As indicated above, our Office will object to procurements containing restrictive provisions based solely on ease of administration. MASSTOR Sys. Corp., B-211240, Dec. 27, 1983, 84-1 CPD Para. 23. However, unlike the GSA regional approach which we find objectionable, the record shows that GSA has legitimate reasons for not permitting proffers on a state or corridor basis. In this connection, we have previously recognized that providing a large enough area of service to assure that there will be sufficient providers interested in competing for the work is a reasonable basis for a solicitation which restricts competition. See Chicago City- Wide College-- Reconsideration, B-228593.2, July 19, 1988, 88-2 CPD Para. 64. The agency need not divide a procurement into areas which make no economic sense. The record indicates that a solicitation based on corridor or state service would generate little or no competition in states where GSA has few pay phones. As a result, GSA would not receive complete pay telephone coverage and be compelled to obtain the services on a local or phone by phone basis. The need to use local or phone by phone arrangements undermines GSA's goal to obtain more uniform national coverage which was the primary reason for the solicitation in the first place.

Further, given the number of possible awards that would be involved if offers were received on individual state basis or on corridor service basis as requested by the protesters, we do not find objectionable GSA's conclusion that the additional time and resources necessary to evaluate, manage and support these multiple awards would be an unreasonable administrative burden and outweigh the benefits of further breaking out this procurement.

The Bell protest is sustained in part and denied in part. The joint protest of New York Telephone and New England Telephone and Telegraph Company is denied.

Since we find that GSA failed to show that the regional boundaries as stated in the RFP are necessary to meet its minimum needs, by letter of today, we are recommending that GSA amend the solicitation to conform to the RBOCs operating regions and to permit competition on this revised basis. In addition, we find that Bell is entitled to the costs of filing and pursuing the protest, including attorneys' fees.

/1/ The joint protesters are two local exchange telephone companies and Bell is a Regional Bell Operating Company.

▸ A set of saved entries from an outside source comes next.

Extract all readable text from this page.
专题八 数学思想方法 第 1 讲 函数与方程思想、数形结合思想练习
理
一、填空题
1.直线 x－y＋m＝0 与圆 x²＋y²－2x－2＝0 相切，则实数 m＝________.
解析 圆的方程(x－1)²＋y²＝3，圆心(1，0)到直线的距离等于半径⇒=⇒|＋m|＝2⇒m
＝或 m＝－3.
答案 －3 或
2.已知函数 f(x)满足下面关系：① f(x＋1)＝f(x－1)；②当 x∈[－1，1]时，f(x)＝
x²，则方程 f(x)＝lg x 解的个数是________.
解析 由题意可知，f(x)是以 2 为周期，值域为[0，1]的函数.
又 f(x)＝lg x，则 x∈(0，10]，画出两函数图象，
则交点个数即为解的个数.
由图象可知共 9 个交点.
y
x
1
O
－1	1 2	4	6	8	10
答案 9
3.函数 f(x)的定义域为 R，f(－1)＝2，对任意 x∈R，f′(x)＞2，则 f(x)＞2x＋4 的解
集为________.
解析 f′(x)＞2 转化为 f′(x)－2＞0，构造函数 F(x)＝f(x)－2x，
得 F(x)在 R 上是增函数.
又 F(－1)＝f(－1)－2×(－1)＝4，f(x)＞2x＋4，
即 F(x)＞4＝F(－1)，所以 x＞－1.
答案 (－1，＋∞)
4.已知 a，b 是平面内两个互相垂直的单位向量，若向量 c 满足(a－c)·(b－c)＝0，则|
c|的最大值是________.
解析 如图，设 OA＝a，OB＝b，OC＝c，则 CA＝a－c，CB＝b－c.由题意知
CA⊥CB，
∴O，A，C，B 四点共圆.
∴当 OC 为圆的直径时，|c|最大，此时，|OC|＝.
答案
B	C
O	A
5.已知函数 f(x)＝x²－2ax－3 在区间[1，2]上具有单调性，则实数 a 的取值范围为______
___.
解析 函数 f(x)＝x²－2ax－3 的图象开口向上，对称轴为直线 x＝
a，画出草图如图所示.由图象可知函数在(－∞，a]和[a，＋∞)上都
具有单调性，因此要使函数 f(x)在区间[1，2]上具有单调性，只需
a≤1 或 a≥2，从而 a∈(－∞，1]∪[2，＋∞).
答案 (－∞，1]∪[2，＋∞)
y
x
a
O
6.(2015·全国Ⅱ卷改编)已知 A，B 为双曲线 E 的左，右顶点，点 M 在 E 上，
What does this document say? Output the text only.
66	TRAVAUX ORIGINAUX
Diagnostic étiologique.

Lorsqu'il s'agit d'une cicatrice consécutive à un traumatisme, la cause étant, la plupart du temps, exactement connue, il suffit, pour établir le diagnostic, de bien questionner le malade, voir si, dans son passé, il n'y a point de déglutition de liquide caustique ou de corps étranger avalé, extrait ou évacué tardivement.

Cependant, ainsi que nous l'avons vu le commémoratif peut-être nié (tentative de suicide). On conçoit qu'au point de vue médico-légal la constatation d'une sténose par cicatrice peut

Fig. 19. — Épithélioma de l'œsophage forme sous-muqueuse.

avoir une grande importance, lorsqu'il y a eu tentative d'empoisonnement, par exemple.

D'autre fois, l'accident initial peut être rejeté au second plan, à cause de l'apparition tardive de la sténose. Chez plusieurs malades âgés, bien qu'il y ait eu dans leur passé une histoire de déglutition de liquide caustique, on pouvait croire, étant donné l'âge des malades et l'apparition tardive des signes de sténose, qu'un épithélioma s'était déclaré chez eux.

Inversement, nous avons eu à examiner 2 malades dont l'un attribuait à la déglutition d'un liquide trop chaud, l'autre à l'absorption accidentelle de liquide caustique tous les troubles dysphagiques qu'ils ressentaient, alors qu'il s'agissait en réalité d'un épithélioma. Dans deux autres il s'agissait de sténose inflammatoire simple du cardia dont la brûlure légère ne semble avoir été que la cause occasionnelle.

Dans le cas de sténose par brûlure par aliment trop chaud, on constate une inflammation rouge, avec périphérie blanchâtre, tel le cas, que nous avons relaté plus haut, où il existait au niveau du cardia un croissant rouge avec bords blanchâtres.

Both were created by the AT&T divestiture agreement. See United States v. Am. Tel. & Tel. Co., 552 F. Supp. 131 (D.D.C. 1982), aff'd sub nom., Maryland v. United States, 460 U.S. 1013 (1983); United States v. Western Elec. Co., 569 F. Supp. 1057 (D.D.C. 1983), aff'd sub nom., California v. United States, 464 U.S. 1003 (1983).

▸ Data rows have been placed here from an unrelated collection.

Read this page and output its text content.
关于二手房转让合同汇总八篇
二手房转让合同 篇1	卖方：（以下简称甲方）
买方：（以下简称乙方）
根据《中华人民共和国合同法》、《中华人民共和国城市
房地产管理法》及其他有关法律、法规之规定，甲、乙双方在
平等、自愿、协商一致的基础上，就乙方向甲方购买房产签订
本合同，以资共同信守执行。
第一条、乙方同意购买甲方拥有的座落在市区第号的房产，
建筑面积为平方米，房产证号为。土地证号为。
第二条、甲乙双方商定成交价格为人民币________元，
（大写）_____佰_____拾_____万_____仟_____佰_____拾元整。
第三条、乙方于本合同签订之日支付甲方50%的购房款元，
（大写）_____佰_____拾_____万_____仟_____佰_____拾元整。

/2/ For example, using its own facilities, Bell can provide pay telephone service in New Jersey, which is in GSA region 2, but cannot provide pay telephone service using its own facilities in the other areas covered by GSA region 2. (Region 3 would be the same as Bell's geographical coverage if New Jersey was included.) Consequently, the RFP, as issued, prevents Bell, independently, without making subcontracting or cooperative agreements, from submitting a proffer to GSA for pay telephone services in New Jersey, even though it is the incumbent in New Jersey, because it cannot provide the service through the rest of the GSA region in its normal business operations.